I have a network that is trying to optimize a tensor x as well as the gradient of that tensor wrt another tensor r, eg dx/dr.

        y = torch.autograd.grad(x,r)

when I run this without DDP, I can minimize both quantities as part of the loss. When I use DDP on 2 gpus, the tensor x shows the same loss value on both gpus, but the gradient tensor y has different values:

# training 
    ...
    Nx = 0
    Ny = 0
    x_err = 0
    y_err = 0

    training_sampler.set_epoch(epoch)
    for batch in training:
        x_loss,y_loss,nx,ny = batch.loss(model,cuda) # runs through network
        loss = x_loss/nx + y_loss/ny
        Nx += nx
        Ny += ny

        optimizer.zero_grad()
        loss.backward() # will sync?

        optimizer.step()
        x_err += reduce(x_loss).item()
        y_err += reduce(y_loss).item()
    
    print (x_err/Nx, y_err/Ny) 

where:

    def reduce(T):
        dist.all_reduce(T, op=dist.ReduceOp.SUM)
        T /= float(dist.get_world_size())
        return T

output:

27140.88438,  35.89582 # gpu 0
27140.88438,  37.94447 # gpu 1

I am extremely new to parallel computing and honestly the behind the scenes seems like magic to me, but it’s my understanding that loss.backward() handles the dirty work of syncing the gpus. I’m assuming that my problem is due to the manual torch.autograd. Is there some obvious explanation as to how this works and how I might fix it? Thank you.

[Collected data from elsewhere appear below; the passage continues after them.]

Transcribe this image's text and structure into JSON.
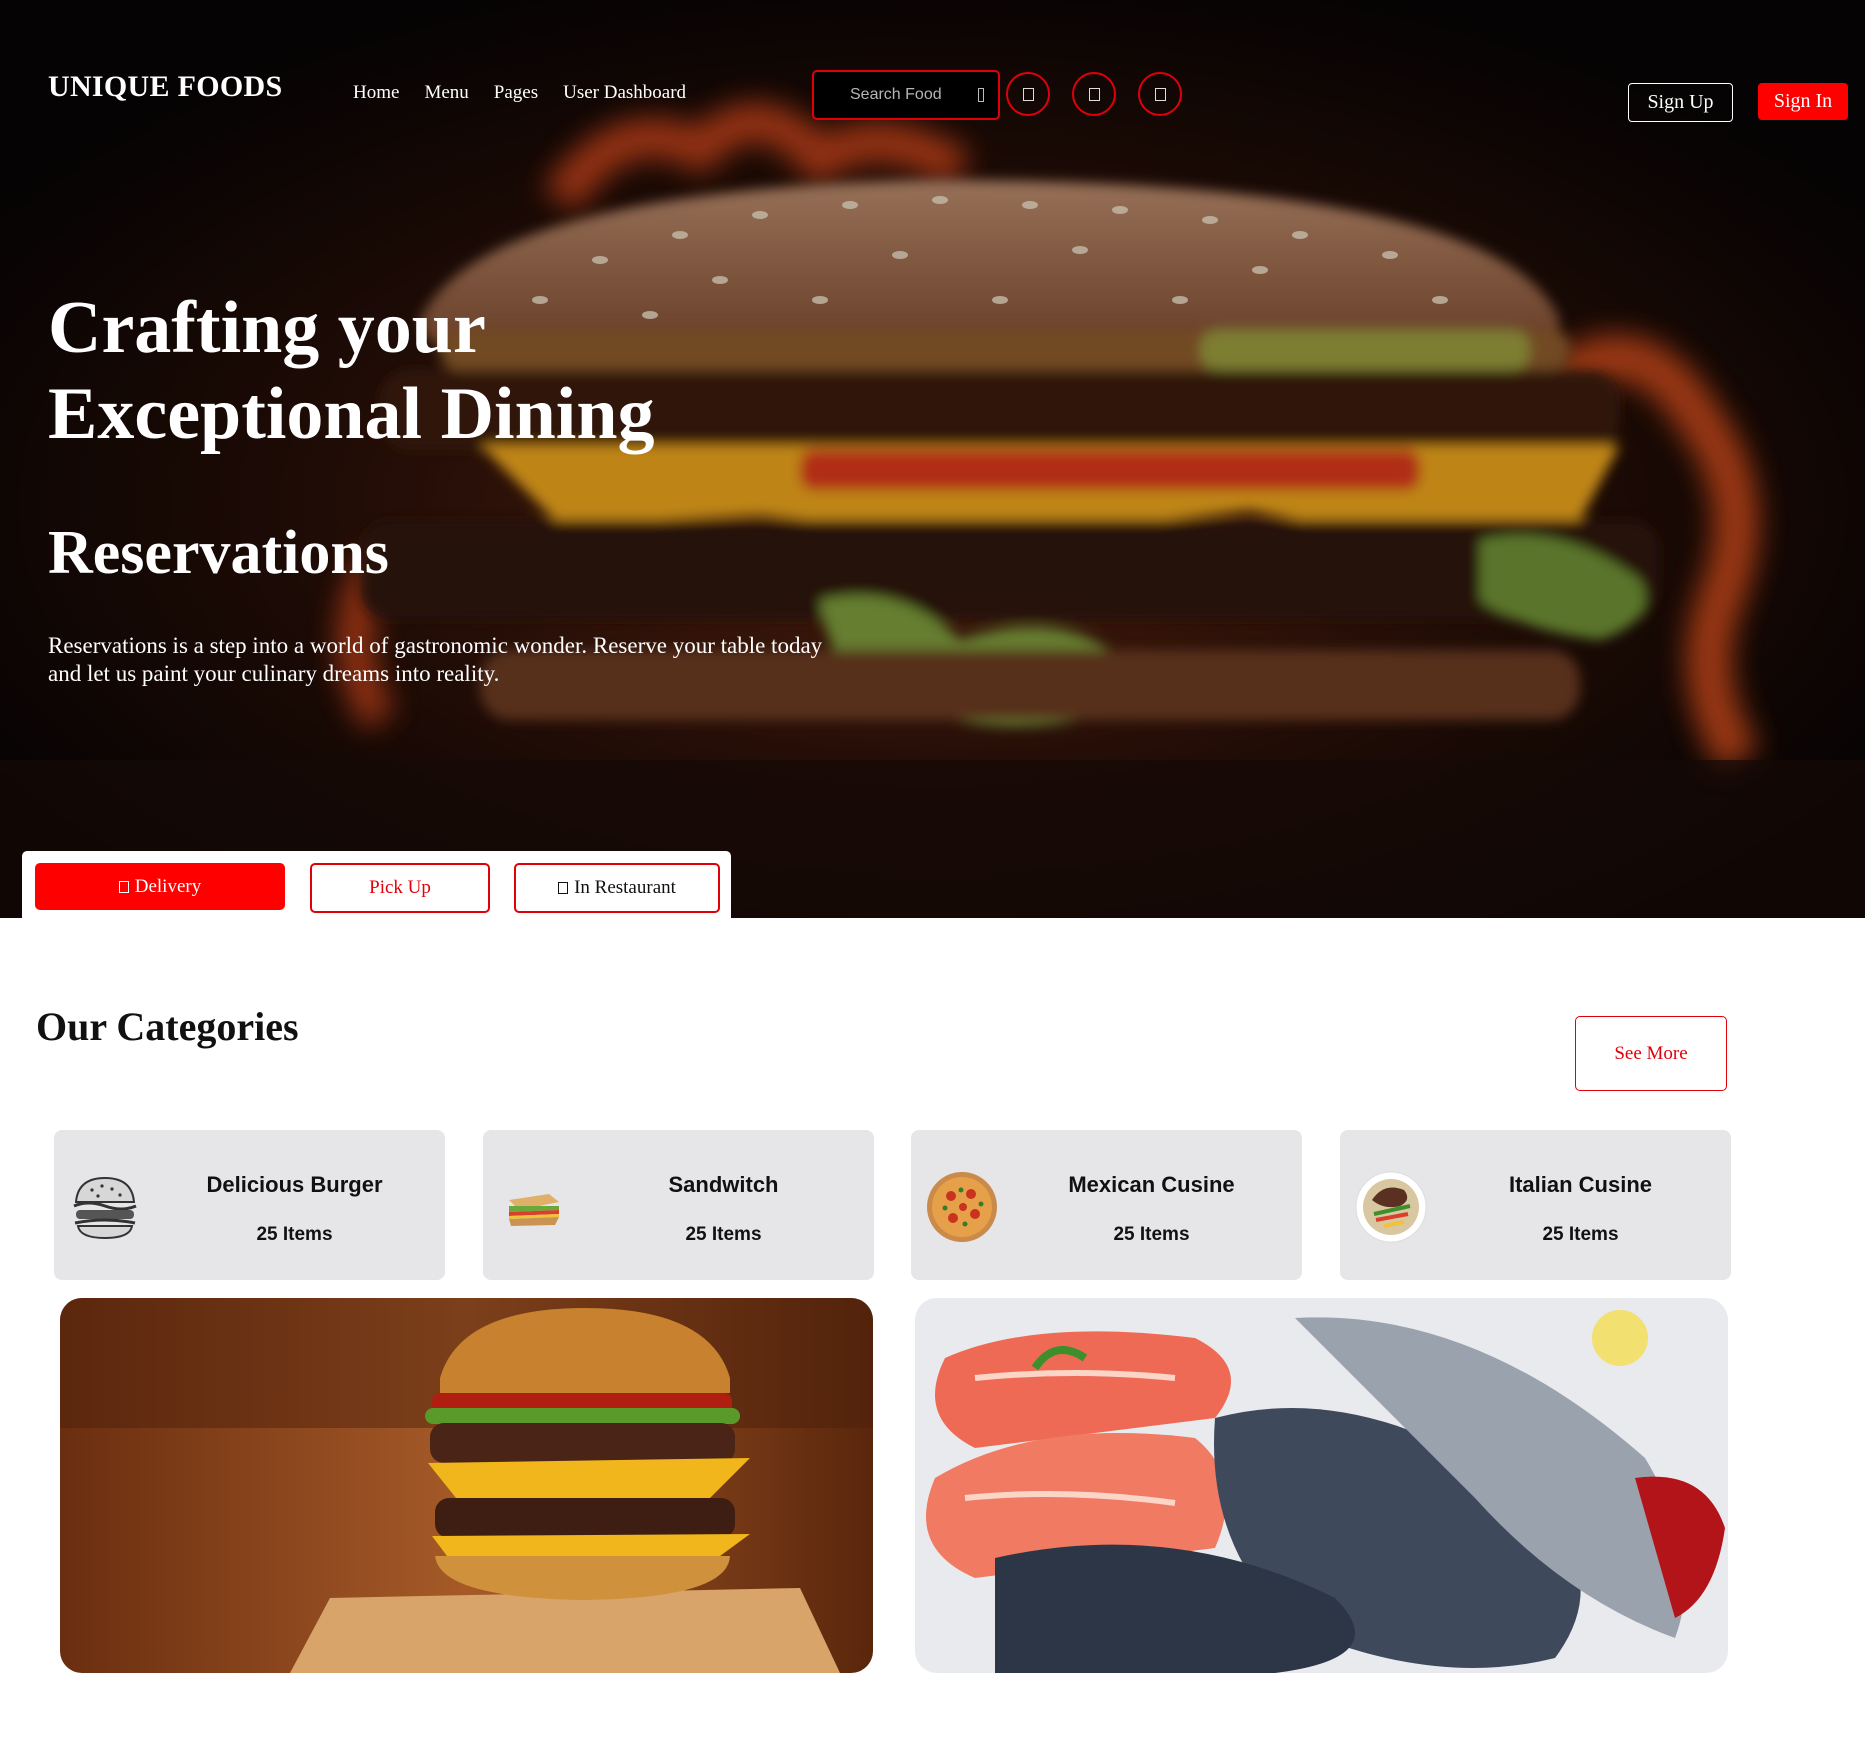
{
  "brand": {
    "name": "UNIQUE FOODS"
  },
  "nav": {
    "items": [
      "Home",
      "Menu",
      "Pages",
      "User Dashboard"
    ]
  },
  "search": {
    "placeholder": "Search Food",
    "icon": "search-icon"
  },
  "header_icons": [
    "heart-icon",
    "cart-icon",
    "user-icon"
  ],
  "auth": {
    "sign_up": "Sign Up",
    "sign_in": "Sign In"
  },
  "hero": {
    "title": "Crafting your Exceptional Dining",
    "subtitle": "Reservations",
    "description": "Reservations is a step into a world of gastronomic wonder. Reserve your table today and let us paint your culinary dreams into reality."
  },
  "order_modes": [
    {
      "label": "Delivery",
      "icon": "truck-icon",
      "active": true
    },
    {
      "label": "Pick Up",
      "active": false
    },
    {
      "label": "In Restaurant",
      "icon": "utensils-icon",
      "active": false
    }
  ],
  "categories": {
    "title": "Our Categories",
    "see_more": "See More",
    "items": [
      {
        "name": "Delicious Burger",
        "count": "25 Items"
      },
      {
        "name": "Sandwitch",
        "count": "25 Items"
      },
      {
        "name": "Mexican Cusine",
        "count": "25 Items"
      },
      {
        "name": "Italian Cusine",
        "count": "25 Items"
      }
    ]
  },
  "colors": {
    "accent": "#ff0000",
    "accent_border": "#e0000a",
    "card_bg": "#e6e6e8",
    "hero_bg": "#0b0605"
  }
}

Can you provide a minimum code which we can repro the result? Especially, how you wrap your model with DDP. Thanks!

Thanks. I will try to make a simple example. It’s very likely I’m doing something stupid or just don’t understand how this works.

After much debugging I realized that this is not a bug. The issue was that individually my nx,ny values are different per sample so the gpus were receiving different information. My bad!